Die Ströme, die dabei fließen, sind für die Studienteilnehmer nicht spürbar. Dass sie das Empfinden verändern, lässt sich aber in Versuchen nachweisen. In einem Test wurden Probanden in zufälliger Abfolge Bilder gezeigt, die positive, neutrale oder negative Assoziationen hervorriefen. Später sollten alle Motive genannt werden, an die sich die Probanden erinnern konnten. Teilnehmer, deren Gehirn dabei durch elektrische Reize stimuliert wurde, merkten sich dabei mehr positiv besetzte Bilder als die Teilnehmer in der Vergleichsgruppe ohne Stimulation. „Möglicherweise lässt sich dieser Effekt auch bei der Behandlung von Depressionen im Rahmen der Psychotherapie nutzen“, sagt Malek Bajbouj.

Eine Studie, an der insgesamt fünf Kliniken beteiligt sind, soll nun im Rahmen von Gruppenbehandlungen zeigen, ob diese Anwendung medizinisch sinnvoll ist.

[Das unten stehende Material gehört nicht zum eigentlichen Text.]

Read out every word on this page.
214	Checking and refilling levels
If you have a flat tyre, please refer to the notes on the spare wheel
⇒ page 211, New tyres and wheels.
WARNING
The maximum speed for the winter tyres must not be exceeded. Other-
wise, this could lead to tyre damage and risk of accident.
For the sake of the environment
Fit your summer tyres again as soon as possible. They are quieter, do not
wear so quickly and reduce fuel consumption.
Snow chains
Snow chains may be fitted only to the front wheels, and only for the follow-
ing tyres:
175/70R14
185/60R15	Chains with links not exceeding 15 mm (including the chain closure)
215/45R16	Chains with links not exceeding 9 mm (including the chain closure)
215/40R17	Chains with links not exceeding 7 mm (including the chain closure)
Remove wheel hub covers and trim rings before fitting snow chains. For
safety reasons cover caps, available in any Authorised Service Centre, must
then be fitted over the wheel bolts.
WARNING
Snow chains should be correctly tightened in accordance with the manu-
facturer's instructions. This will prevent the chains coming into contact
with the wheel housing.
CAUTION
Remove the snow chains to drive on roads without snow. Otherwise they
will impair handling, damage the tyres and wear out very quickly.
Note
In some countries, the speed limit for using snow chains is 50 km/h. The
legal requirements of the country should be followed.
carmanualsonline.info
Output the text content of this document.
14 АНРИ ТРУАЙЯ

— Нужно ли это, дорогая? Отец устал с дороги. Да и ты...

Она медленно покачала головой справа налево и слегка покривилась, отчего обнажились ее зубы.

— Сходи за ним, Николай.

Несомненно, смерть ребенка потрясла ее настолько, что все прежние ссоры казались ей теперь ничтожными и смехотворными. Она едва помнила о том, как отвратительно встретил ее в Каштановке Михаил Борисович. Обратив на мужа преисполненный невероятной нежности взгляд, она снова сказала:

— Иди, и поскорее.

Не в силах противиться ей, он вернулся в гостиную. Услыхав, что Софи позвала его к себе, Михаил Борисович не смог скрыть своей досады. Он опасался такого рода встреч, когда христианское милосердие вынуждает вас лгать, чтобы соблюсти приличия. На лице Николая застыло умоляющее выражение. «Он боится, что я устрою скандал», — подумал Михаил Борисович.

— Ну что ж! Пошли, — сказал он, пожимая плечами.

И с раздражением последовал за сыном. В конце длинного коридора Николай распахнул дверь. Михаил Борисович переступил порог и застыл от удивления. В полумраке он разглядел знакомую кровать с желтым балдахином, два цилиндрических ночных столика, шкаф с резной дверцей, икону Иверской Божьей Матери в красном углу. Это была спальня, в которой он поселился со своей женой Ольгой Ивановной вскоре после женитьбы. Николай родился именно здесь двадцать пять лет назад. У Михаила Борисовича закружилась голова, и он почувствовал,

Die teilnehmenden Patienten tragen während der Gruppentherapie Stirnbänder – die Hälfte von Ihnen mit funktionierenden Elektroden, die andere Hälfte bekommt Attrappen als Placebo. Es ist die weltweit erste Studie, die den Einsatz von Gleichstrom in der Psychotherapie untersucht. Bajbouj rechnet damit, dass in zwei Jahren erste Ergebnisse vorliegen, insgesamt ist das Projekt auf vier Jahre angelegt.

Ein neues Screening soll helfen, Autismus zu erkennen

Im Mittelpunkt eines dritten Projekts innerhalb des Forschungsnetzes zu psychischen Erkrankungen steht die Diagnostik von Autismus. Geleitet wird das Projekt von Oberarzt Stefan Röpke, verantwortlich für den Bereich Persönlichkeitsstörungen und Posttraumatische Belastungsstörung sowie die Autismus-Ambulanz der Charité am Campus Benjamin Franklin. „Herkömmliche Tests, um Autismus zu erkennen, dauern mehrere Stunden, und es gibt keine guten Screening-Verfahren“, sagt Röpke. „Wir wollen ein neues Screening entwickeln, das es Hausärzten und Psychotherapeuten ermöglicht, die Verdachtsfälle mit hoher Zuverlässigkeit zu überprüfen.“

Dabei helfen soll eine Datenbank, die mehr als 10 000 Patientendaten enthält. „Wir versuchen, Eintragungen zu identifizieren, die sehr spezifisch für die Erkrankung sind“, sagt Röpke. In Berlin befassen sich die Forscher dabei mit Autismus im Erwachsenenalter, während Mediziner in Marburg und in Dresden Fälle in der Kinder- und Jugendpsychiatrie untersuchen. Außerdem sollen die Wirkmechanismen der Krankheit untersucht und der Einfluss der Gene genauer verstanden werden. Hierzu arbeitet die Charité mit dem Zentralinstitut für Seelische Gesundheit in Mannheim und dem Max-Planck-Institut für Kognitions- und Neurowissenschaften in Leipzig zusammen.